There are plenty of other things that could be criticised, such as the overly long run time, the obvious foreshadowing and the way that the characters tend to over-explain every little plot element in case you aren't paying attention, but these are fairly minor in comparison, and are more than made up for by the things that Interstellar does well. I loved the focus on hard science fiction for the majority of the film, bringing in actual scientific theories and facts and using them to help tell the story it wanted to tell. There are moments of sheer beauty on screen, visually stunning shots littered throughout the film like great shot composition is easy. I loved the way that the wormhole looked, both from outside it and in, and I loved the design of the artificial intelligences that accompany the crew on their mission.
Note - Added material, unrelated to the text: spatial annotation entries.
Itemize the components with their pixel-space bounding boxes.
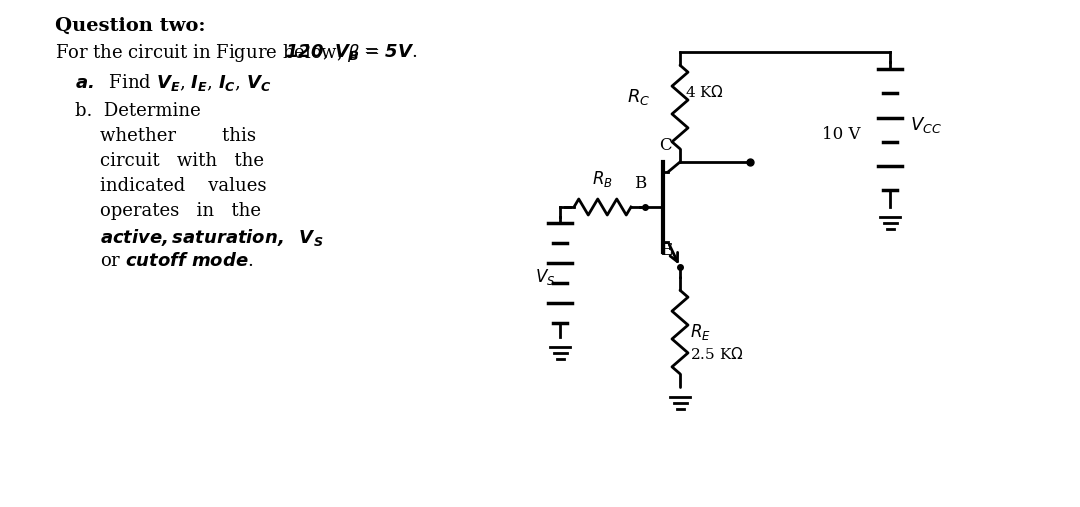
Text: $R_E$: $R_E$ (690, 322, 711, 342)
Text: B: B (634, 175, 646, 192)
Text: 4 K$\Omega$: 4 K$\Omega$ (685, 84, 724, 100)
Text: $\bfit{120}$, $\bfit{V_B}$ = $\bfit{5V}$.: $\bfit{120}$, $\bfit{V_B}$ = $\bfit{5V}$… (285, 42, 417, 62)
Text: 2.5 K$\Omega$: 2.5 K$\Omega$ (690, 346, 744, 362)
Text: $\bfit{a.}$  Find $\bfit{V_E}$, $\bfit{I_E}$, $\bfit{I_C}$, $\bfit{V_C}$: $\bfit{a.}$ Find $\bfit{V_E}$, $\bfit{I_… (75, 72, 271, 93)
Text: For the circuit in Figure below, $\beta$ =: For the circuit in Figure below, $\beta$… (55, 42, 382, 64)
Text: 10 V: 10 V (822, 126, 860, 143)
Text: $R_B$: $R_B$ (592, 169, 613, 189)
Text: C: C (660, 137, 672, 154)
Text: whether        this: whether this (100, 127, 256, 145)
Text: circuit   with   the: circuit with the (100, 152, 264, 170)
Text: E: E (660, 242, 672, 259)
Text: $R_C$: $R_C$ (626, 87, 650, 107)
Text: $\bfit{active, saturation,}$  $\bfit{V_S}$: $\bfit{active, saturation,}$ $\bfit{V_S}… (100, 227, 323, 248)
Text: Question two:: Question two: (55, 17, 205, 35)
Text: or $\bfit{cutoff\ mode}$.: or $\bfit{cutoff\ mode}$. (100, 252, 254, 270)
Text: $V_{CC}$: $V_{CC}$ (910, 115, 942, 134)
Text: b.  Determine: b. Determine (75, 102, 201, 120)
Text: indicated    values: indicated values (100, 177, 267, 195)
Text: $V_S$: $V_S$ (535, 267, 555, 287)
Text: operates   in   the: operates in the (100, 202, 261, 220)
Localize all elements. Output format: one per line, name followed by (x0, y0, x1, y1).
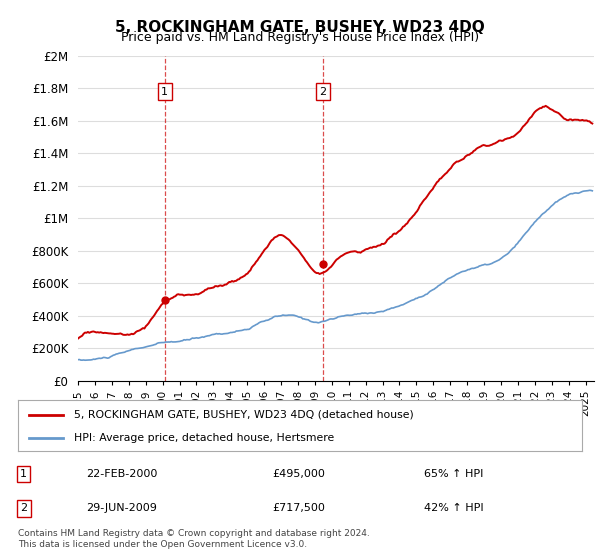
Text: 5, ROCKINGHAM GATE, BUSHEY, WD23 4DQ: 5, ROCKINGHAM GATE, BUSHEY, WD23 4DQ (115, 20, 485, 35)
Text: 65% ↑ HPI: 65% ↑ HPI (424, 469, 484, 479)
Text: £717,500: £717,500 (272, 503, 325, 513)
Text: 5, ROCKINGHAM GATE, BUSHEY, WD23 4DQ (detached house): 5, ROCKINGHAM GATE, BUSHEY, WD23 4DQ (de… (74, 409, 414, 419)
Text: 42% ↑ HPI: 42% ↑ HPI (424, 503, 484, 513)
Text: 2: 2 (20, 503, 27, 513)
Text: Price paid vs. HM Land Registry's House Price Index (HPI): Price paid vs. HM Land Registry's House … (121, 31, 479, 44)
Text: 1: 1 (161, 87, 168, 97)
Text: 2: 2 (320, 87, 327, 97)
Text: Contains HM Land Registry data © Crown copyright and database right 2024.
This d: Contains HM Land Registry data © Crown c… (18, 529, 370, 549)
Text: 1: 1 (20, 469, 27, 479)
Text: £495,000: £495,000 (272, 469, 325, 479)
Text: HPI: Average price, detached house, Hertsmere: HPI: Average price, detached house, Hert… (74, 433, 335, 443)
Text: 22-FEB-2000: 22-FEB-2000 (86, 469, 157, 479)
Text: 29-JUN-2009: 29-JUN-2009 (86, 503, 157, 513)
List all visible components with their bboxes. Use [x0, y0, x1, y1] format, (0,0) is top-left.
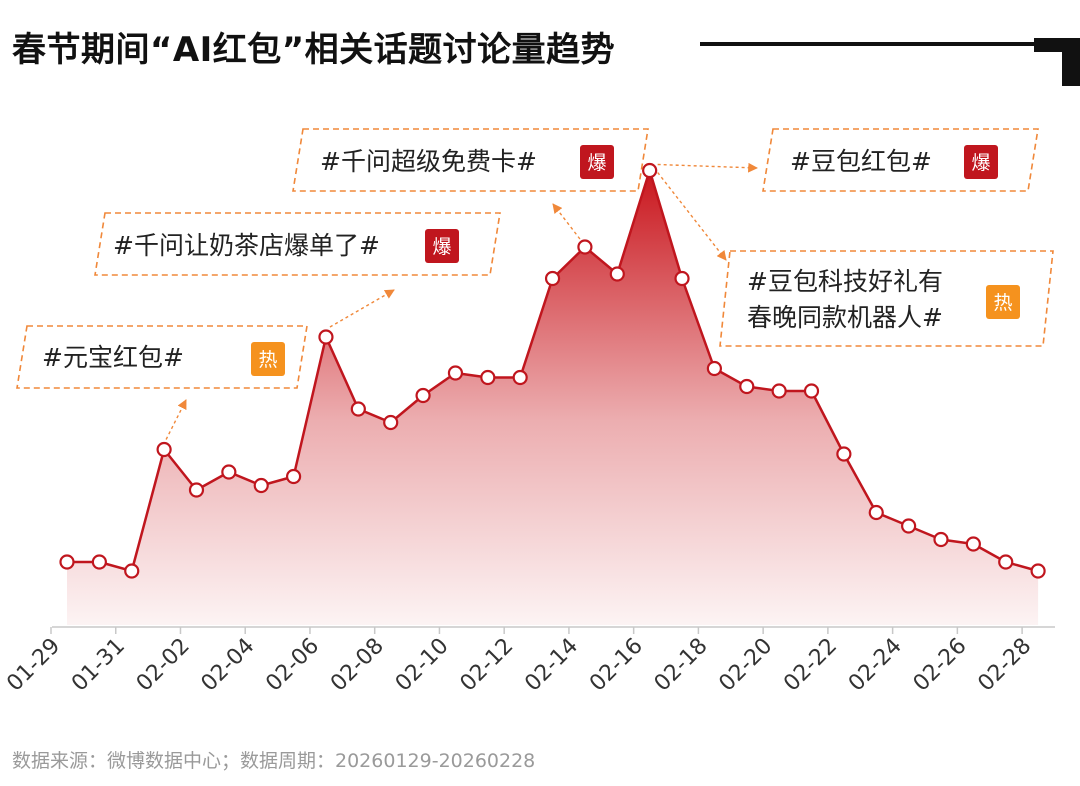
data-point — [609, 266, 625, 282]
annotation-connector — [165, 399, 187, 440]
x-tick-label: 02-26 — [909, 634, 972, 697]
annotation-box — [94, 212, 501, 276]
annotation-connector — [657, 162, 758, 173]
annotation-box — [292, 128, 649, 192]
data-point — [512, 369, 528, 386]
data-point — [221, 464, 237, 480]
data-point — [285, 468, 302, 485]
annotation-connector — [329, 289, 395, 328]
data-point — [156, 441, 172, 458]
data-point — [868, 504, 884, 521]
x-tick-label: 02-02 — [132, 634, 195, 697]
x-tick-label: 02-06 — [261, 634, 324, 697]
data-point — [415, 387, 431, 404]
chart-title: 春节期间“AI红包”相关话题讨论量趋势 — [12, 30, 616, 70]
badge-explode — [580, 145, 614, 179]
annotation-text: #千问让奶茶店爆单了# — [113, 231, 380, 260]
data-point — [771, 383, 787, 399]
data-point — [188, 482, 205, 498]
x-tick-label: 02-12 — [456, 634, 519, 697]
annotation-text: 春晚同款机器人# — [747, 303, 943, 332]
badge-hot — [986, 285, 1020, 319]
badge-label: 爆 — [587, 152, 606, 174]
data-point — [998, 554, 1014, 570]
data-point — [674, 270, 690, 287]
x-tick-label: 02-14 — [520, 634, 583, 697]
data-point — [447, 365, 464, 381]
x-tick-label: 02-22 — [779, 634, 842, 697]
data-point — [383, 414, 399, 431]
annotation-box — [719, 250, 1054, 347]
x-tick-label: 02-28 — [973, 634, 1036, 697]
x-tick-label: 02-18 — [650, 634, 713, 697]
data-point — [253, 477, 269, 494]
data-point — [965, 536, 981, 552]
data-source-note: 数据来源：微博数据中心；数据周期：20260129-20260228 — [12, 750, 536, 772]
area-fill — [67, 170, 1039, 625]
data-point — [901, 518, 917, 534]
x-tick-label: 01-29 — [2, 634, 65, 697]
annotation-connector — [657, 172, 727, 261]
data-point — [739, 378, 755, 395]
x-tick-label: 02-04 — [197, 634, 260, 697]
x-tick-label: 02-24 — [844, 634, 907, 697]
data-point — [803, 383, 820, 399]
data-point — [318, 329, 334, 345]
data-point — [577, 239, 593, 255]
data-point — [544, 270, 561, 287]
badge-label: 爆 — [971, 152, 990, 174]
annotation-connector — [552, 203, 581, 240]
badge-explode — [425, 229, 459, 263]
x-tick-label: 02-20 — [714, 634, 777, 697]
badge-label: 热 — [993, 292, 1012, 314]
title-corner-mark-vertical — [1062, 38, 1080, 86]
data-point — [933, 531, 949, 548]
data-point — [642, 162, 658, 179]
annotation-text: #元宝红包# — [42, 343, 184, 372]
data-point — [91, 554, 107, 570]
x-tick-label: 02-10 — [391, 634, 454, 697]
data-point — [836, 446, 852, 462]
data-point — [350, 401, 366, 417]
annotation-text: #豆包科技好礼有 — [747, 267, 943, 296]
data-point — [706, 360, 723, 377]
x-tick-label: 01-31 — [67, 634, 130, 697]
data-point — [124, 563, 140, 579]
annotation-text: #千问超级免费卡# — [320, 147, 537, 176]
data-point — [59, 554, 75, 570]
annotation-text: #豆包红包# — [790, 147, 932, 176]
title-rule — [700, 42, 1040, 46]
annotation-box — [16, 325, 308, 389]
data-point — [480, 369, 496, 386]
x-tick-label: 02-16 — [585, 634, 648, 697]
data-point — [1030, 563, 1046, 579]
badge-explode — [964, 145, 998, 179]
badge-label: 爆 — [432, 236, 451, 258]
badge-hot — [251, 342, 285, 376]
x-tick-label: 02-08 — [326, 634, 389, 697]
badge-label: 热 — [258, 349, 277, 371]
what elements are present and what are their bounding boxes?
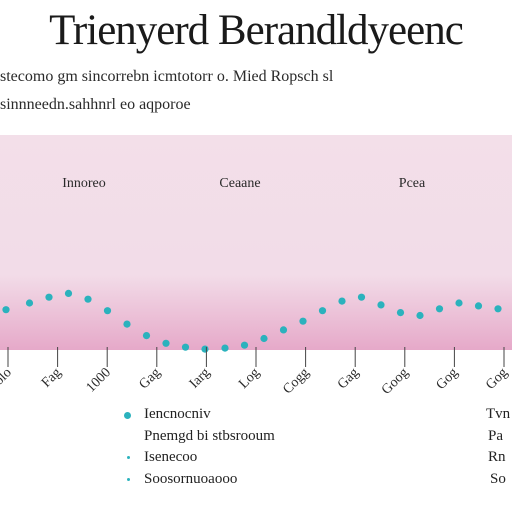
x-tick-label: Tolo [0, 365, 15, 394]
data-point [396, 309, 405, 317]
legend-entry-1: Iencnocniv [124, 406, 211, 423]
data-point [25, 299, 34, 307]
legend-label: Soosornuoaooo [144, 471, 238, 487]
legend-entry-3: Isenecoo [127, 449, 198, 466]
legend-note: Tvn [486, 406, 511, 422]
legend-note: Pa [488, 428, 503, 444]
legend-note: Rn [488, 449, 506, 465]
legend-label: Isenecoo [144, 449, 198, 465]
data-point [2, 306, 10, 314]
x-tick-label: Fag [39, 365, 64, 390]
legend: Iencnocniv Pnemgd bi stbsrooum Isenecoo … [0, 402, 512, 502]
data-point [162, 339, 170, 347]
x-tick-label: Cogg [280, 365, 312, 397]
chart-top-label: Pcea [399, 176, 426, 191]
plot-background [0, 135, 512, 350]
legend-note: So [490, 471, 506, 487]
legend-dot-icon [127, 478, 130, 481]
chart-top-label: Ceaane [219, 176, 260, 191]
data-point [103, 307, 112, 315]
legend-entry-2: Pnemgd bi stbsrooum [128, 428, 275, 445]
x-tick-label: Log [236, 365, 263, 392]
x-tick-label: Gog [434, 365, 462, 393]
legend-dot-icon [127, 456, 130, 459]
x-tick-label: 1000 [84, 365, 114, 395]
chart-subtitle-line-2: sinnneedn.sahhnrl eo aqporoe [0, 96, 191, 113]
x-tick-label: Gag [137, 365, 164, 392]
legend-label: Iencnocniv [144, 406, 211, 422]
data-point [279, 326, 288, 334]
data-point [377, 301, 385, 309]
data-point [455, 299, 463, 307]
data-point [416, 311, 424, 320]
data-point [494, 305, 502, 313]
data-point [338, 297, 346, 305]
data-point [299, 317, 307, 325]
chart-top-label: Innoreo [62, 176, 106, 191]
data-point [260, 334, 268, 343]
data-point [201, 345, 209, 353]
data-point [240, 341, 249, 349]
data-point [357, 293, 366, 301]
legend-entry-4: Soosornuoaooo [127, 471, 238, 488]
x-tick-label: Gog [483, 365, 511, 393]
data-point [142, 332, 151, 340]
line-chart: Innoreo Ceaane Pcea Tolo Fag 1000 Gag Iarg Log C… [0, 135, 512, 398]
data-point [123, 320, 131, 328]
data-point [45, 293, 53, 301]
legend-dot-icon [124, 412, 131, 419]
legend-label: Pnemgd bi stbsrooum [144, 428, 275, 444]
chart-title: Trienyerd Berandldyeenc [49, 7, 464, 54]
x-tick-label: Iarg [187, 365, 213, 391]
x-tick-label: Gag [335, 365, 362, 392]
data-point [221, 344, 229, 352]
data-point [474, 302, 483, 310]
x-tick-label: Goog [379, 365, 412, 398]
data-point [84, 295, 92, 303]
data-point [64, 289, 73, 297]
data-point [181, 343, 190, 351]
chart-subtitle-line-1: stecomo gm sincorrebn icmtotorr o. Mied … [0, 68, 334, 85]
data-point [318, 307, 327, 315]
data-point [435, 305, 444, 313]
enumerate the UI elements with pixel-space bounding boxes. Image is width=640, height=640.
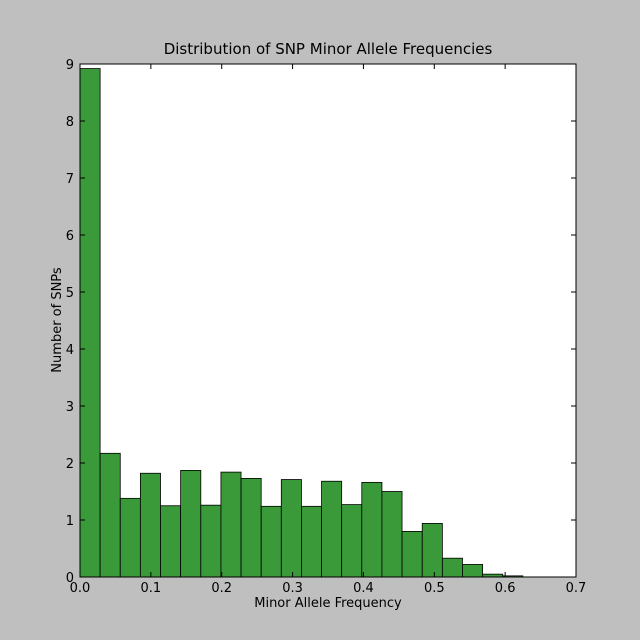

And despite the aforementioned emotional issues that Interstellar suffers from, there are several moments that could qualify as "tugging at the heart strings", specifically a great scene where Cooper is watching videos that his family have sent him. But ultimately, it's Matthew McConaughey performance, rather than the material he is working with, that makes this scene work. It's a film filled with great performances from great actors including Jessica Chastain, Casey Affleck, Anne Hathaway, Michael Caine and a surprise actor who I had no idea was even in the film, but Interstellar either wastes the performances of those on Earth with easily cut-able material, or relies too heavily on the performances of those in space to generate emotions that the narrative can't.

It could be argued that the narrative itself is inherently flawed, the resolution of the mystery aspect of the plot ultimately serving no real purpose and adding nothing to the more interesting parts of the film. Something not hinted at in the trailers is the extra-terrestrial presence that the film notifies you off quite early on, a presence that albeit initially interesting winds up being fairly predictable, while also removing the sense of reality that the film has created. Its hard to describe without entering the realm of spoiler territory, but the paradoxical and unexplainable resolution of the film is not the kind of ending that suits Nolan, and the lead up to this takes time that would have best been spent on the cutting room floor.

Ultimately, your mileage with Interstellar is going to vary based on your ability to overlook certain flaws in films. I ended up getting a lot out of Interstellar thanks to the concept and the inclusion of interesting physics, such as the idea of time dilation, but how entertained you are by that is likely to vary from person to person. If you are interested in seeing a large scale, visually stunning, high concept space adventure, then Interstellar will be right up your alley. If you are looking for a film with a strong emotional core and meaningful character moments? Not so much. There is a great film inside Interstellar - it's just surrounded by unnecessary scenes and a director that doesn't understand feelings.